Kurumun 2025 projeksiyonuna göre, GSYİH'te yüzde 1,7'lik küçülme beklenirken, sanayide yüzde 8, inşaat sektöründe yüzde 3,3, hizmet sektöründe yüzde 1,4'lük gerileme yaşanması öngörülüyor. Tarımda da 2024'e kıyasla 2025'te yüzde 6,2'lik artış tahmin ediliyor. İşsizlik beklentileri ise, yüzde 49,2.
Arka plan
İsrail ile Gazze Şeridi'ni yöneten Hamas arasındaki çatışmalar, 7 Ekim tarihinde tekrar alevlendi.
İsrail sınırını aşıp baskın yapan Hamas militanları, 7 Ekim'de düzenledikleri saldırıda çoğu sivil olmak üzere yaklaşık 1.200 kişiyi öldürdü ve 250 kadar kişiyi de rehin aldı. Bu rehinelerin yaklaşık yarısı, Kasım ayında bir hafta süren ateşkes sırasında İsrail tarafından tutulan Filistinli mahkumlarla takas edilerek serbest bırakıldı.
İsrail, Birleşmiş Milletler Genel Kurulu'nun derhal ateşkes ilan edilmesini öngören kararına rağmen Hamas'ın 7 Ekim'deki saldırısından bu yana Gazze'ye yönelik saldırılarını ve sivil katliamlarını sürdürürken, uluslararası kınamalarla karşı karşıya kaldı.
Gazze'deki sağlık yetkililerine göre, 7 Ekim'den bu yana İsrail'in Gazze'de düzenlediği saldırılarda çoğu kadın ve çocuk olmak üzere 44.000'den fazla Filistinli öldürüldü ve yaklaşık 100.000 kişi de yaralandı. Nüfusun yüzde 90'ı yerinden edildi.
Harabeye dönüşen Gazze'nin pek çok bölgesinde gıdaya, temiz suya ve ilaca ulaşmak hala çok zor.
Güney Afrika'nın açtığı bir dava kapsamında İsrail, Uluslararası Adalet Divanı'nda (International Court of Justice - ICJ) soykırımla suçlanıyor.

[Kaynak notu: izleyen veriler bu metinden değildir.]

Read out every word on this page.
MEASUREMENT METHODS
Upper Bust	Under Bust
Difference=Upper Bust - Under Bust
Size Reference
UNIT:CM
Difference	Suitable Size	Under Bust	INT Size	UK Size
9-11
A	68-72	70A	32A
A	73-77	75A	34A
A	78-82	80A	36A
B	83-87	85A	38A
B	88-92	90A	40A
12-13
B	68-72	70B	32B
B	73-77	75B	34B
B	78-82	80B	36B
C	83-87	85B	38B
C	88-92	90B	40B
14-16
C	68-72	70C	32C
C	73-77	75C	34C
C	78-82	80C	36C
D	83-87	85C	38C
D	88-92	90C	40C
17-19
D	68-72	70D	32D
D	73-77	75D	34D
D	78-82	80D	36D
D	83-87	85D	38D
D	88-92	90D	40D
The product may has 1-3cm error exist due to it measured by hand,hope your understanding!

Güney Afrika'nın İsrail'e karşı açtığı davaya müdahillik beyanını sunan ülkeler arasında, Türkiye ile birlikte Kolombiya, Libya, Meksika, Filistin ve İspanya yer alıyor.
Mahkeme, Başbakan Netanyahu yönetiminin, 6 Mayıs tarihinde işgal edilmeden önce bir milyondan fazla Filistinlinin sığındığı güneydeki Refah kentindeki faaliyetlerini derhal durdurmasına hükmetmişti.
Son olarak geçtiğimiz haftalarda, UCM, Netanyahu ve eski Savunma Bakanı Gallant hakkında tutuklama emri çıkardı. UCM'nin 124 üye devleti var ve bunların hepsi mahkeme tarafından verilen tutuklama emirlerini yerine getirmekle yükümlü. Bu da Netanyahu ve Gallant'ı bu ülkelerden herhangi birine seyahat etmeleri halinde tutuklanma riskiyle karşı karşıya bırakıyor ve diplomatik özgürlüklerini önemli ölçüde kısıtlıyor.